Household incomes are likely to stagnate or fall next year, according to new research by the Decision Foundation, as the cost of living challenges in Britain continue.
While Chancellor Rachel Reeves has promised to improve public services, the leading think tank says this “tax rise gamble” risks leaving many people worse off in purely financial terms.
Researchers at the Decision Foundation have created a measure of “real living standards,” combining disposable income and benefits gained from public services. Its analysis revealed that the poorest 10 per cent of households could see their disposable income fall by 2 per cent, although improvements in services would leave them £28 better off overall. By contrast, higher earners could face a fall of 0.4 per cent in real terms, which equates to a cash loss of around £140 once the value of public services is taken into account.

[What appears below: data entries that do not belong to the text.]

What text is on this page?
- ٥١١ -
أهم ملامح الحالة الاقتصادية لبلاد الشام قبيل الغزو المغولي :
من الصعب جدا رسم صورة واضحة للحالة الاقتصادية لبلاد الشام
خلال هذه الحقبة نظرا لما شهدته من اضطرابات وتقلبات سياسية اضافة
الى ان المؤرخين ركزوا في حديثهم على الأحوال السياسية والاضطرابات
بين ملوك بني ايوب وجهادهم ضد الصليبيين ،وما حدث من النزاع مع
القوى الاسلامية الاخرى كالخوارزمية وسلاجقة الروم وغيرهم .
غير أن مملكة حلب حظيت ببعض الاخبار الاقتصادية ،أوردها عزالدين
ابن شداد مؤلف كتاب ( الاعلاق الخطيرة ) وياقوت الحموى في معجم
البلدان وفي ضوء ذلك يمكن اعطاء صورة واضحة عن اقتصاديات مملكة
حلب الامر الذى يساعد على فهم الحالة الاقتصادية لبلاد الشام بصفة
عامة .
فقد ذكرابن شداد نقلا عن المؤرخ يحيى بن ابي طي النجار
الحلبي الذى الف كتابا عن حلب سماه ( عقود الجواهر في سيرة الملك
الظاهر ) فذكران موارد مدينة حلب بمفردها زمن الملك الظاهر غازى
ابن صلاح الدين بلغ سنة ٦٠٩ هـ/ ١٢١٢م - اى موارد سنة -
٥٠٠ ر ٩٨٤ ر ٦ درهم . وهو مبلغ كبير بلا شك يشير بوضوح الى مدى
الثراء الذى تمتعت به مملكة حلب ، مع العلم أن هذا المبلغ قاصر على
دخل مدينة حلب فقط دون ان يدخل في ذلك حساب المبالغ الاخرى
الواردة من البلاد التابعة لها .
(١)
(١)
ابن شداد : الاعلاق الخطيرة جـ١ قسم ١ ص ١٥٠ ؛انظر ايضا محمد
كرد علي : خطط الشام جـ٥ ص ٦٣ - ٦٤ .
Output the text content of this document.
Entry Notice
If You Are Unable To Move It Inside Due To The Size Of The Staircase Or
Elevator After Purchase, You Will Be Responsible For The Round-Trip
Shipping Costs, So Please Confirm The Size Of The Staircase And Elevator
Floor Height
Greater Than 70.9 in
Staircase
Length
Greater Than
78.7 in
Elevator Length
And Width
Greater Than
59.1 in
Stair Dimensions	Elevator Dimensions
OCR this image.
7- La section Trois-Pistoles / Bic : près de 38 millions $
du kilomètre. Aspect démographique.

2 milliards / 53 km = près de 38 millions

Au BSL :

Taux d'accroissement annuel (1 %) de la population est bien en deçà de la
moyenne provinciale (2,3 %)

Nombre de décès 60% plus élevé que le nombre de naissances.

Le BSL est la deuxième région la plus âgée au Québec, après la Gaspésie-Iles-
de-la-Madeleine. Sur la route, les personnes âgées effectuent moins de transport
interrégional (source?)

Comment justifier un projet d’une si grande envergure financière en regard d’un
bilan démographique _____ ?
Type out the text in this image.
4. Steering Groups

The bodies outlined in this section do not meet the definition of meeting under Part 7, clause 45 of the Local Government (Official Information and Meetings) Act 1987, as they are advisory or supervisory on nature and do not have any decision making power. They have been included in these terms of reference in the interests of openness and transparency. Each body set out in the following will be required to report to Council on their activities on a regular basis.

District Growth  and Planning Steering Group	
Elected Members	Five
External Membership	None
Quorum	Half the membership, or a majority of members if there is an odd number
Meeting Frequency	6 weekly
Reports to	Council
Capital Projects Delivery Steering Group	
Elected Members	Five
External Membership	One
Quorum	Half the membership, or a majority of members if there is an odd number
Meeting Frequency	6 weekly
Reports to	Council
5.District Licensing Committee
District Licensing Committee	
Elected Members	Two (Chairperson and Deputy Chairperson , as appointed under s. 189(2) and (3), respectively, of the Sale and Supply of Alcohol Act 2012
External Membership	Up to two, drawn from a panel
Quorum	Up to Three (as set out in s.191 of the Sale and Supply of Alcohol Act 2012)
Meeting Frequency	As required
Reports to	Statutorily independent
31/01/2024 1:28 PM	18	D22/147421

Mike Brewer, interim chief executive of the think tank, explained: “The budget gamble of raising taxes is that although people may not be better off in purely financial terms, they will feel better off if we can get better, less dysfunctional public services.” “.
However, significant challenges remain at both ends of the income scale. The poor suffer from rising council tax bills, rising housing costs and real cuts in social security payments. On the other hand, better-off families typically rely less on state services and see little gain from increases in the minimum wage.
The Institute for Fiscal Studies (IFS) warns that the Chancellor’s strategy hinges on stronger growth, but this is by no means guaranteed. Economic output contracted by 0.1 percent in October, after a similar decline in September, marking the first consecutive monthly decline since the first months of the pandemic. The Bank of England now expects GDP to grow to zero in the October-December period, raising fears of a recession.
Official forecasts from the Office for Budget Responsibility suggest growth of 2 per cent in 2025, but independent economists estimate the figure at an average of just 1.3 per cent. Carl Emerson, deputy director of the Financial Services Corporation, noted that the Chancellor did not leave herself “much wiggle room” if the economy performed poorly. He added: “If they are unlucky, where does that leave the commitment to growth? Not very good. And what will it do in terms of public finances, given that they seem reluctant to come back for more taxes?”
Next year’s spending review poses further difficulties, with government departments aiming for 5 per cent cost savings while facing heavy demands from public services under pressure. “The spending review will be a huge challenge,” Emerson warned. “The Treasury has increased budgets this year and next, but from April 2026 onwards, plans look tougher. Securing the spending review will not be easy.”
Rachel Reeves has insisted that investment in areas such as healthcare, climate change and justice is essential not only to improve public services but also to support the long-term growth agenda. However, critics argue that the money flowing into everyday spending may do little to boost productivity or achieve the lasting economic gains needed to shore up the country’s finances.
A Treasury spokesperson noted Ms Reeves’ commitment to “fixing our economy and getting our public finances right after 15 years of neglect”, stressing that “our plan for change will deliver sustainable growth over the long term, putting more money in people’s pockets through investment and support.” “. “Relentless reform.”
However, as the economy teeters on the brink of recession, households across the income spectrum face stagnant or shrinking disposable income, and must rely on improved public services to feel better. As 2025 approaches, the test for the Chancellor is whether her big bet on growth and investment in the public service will ultimately pay off.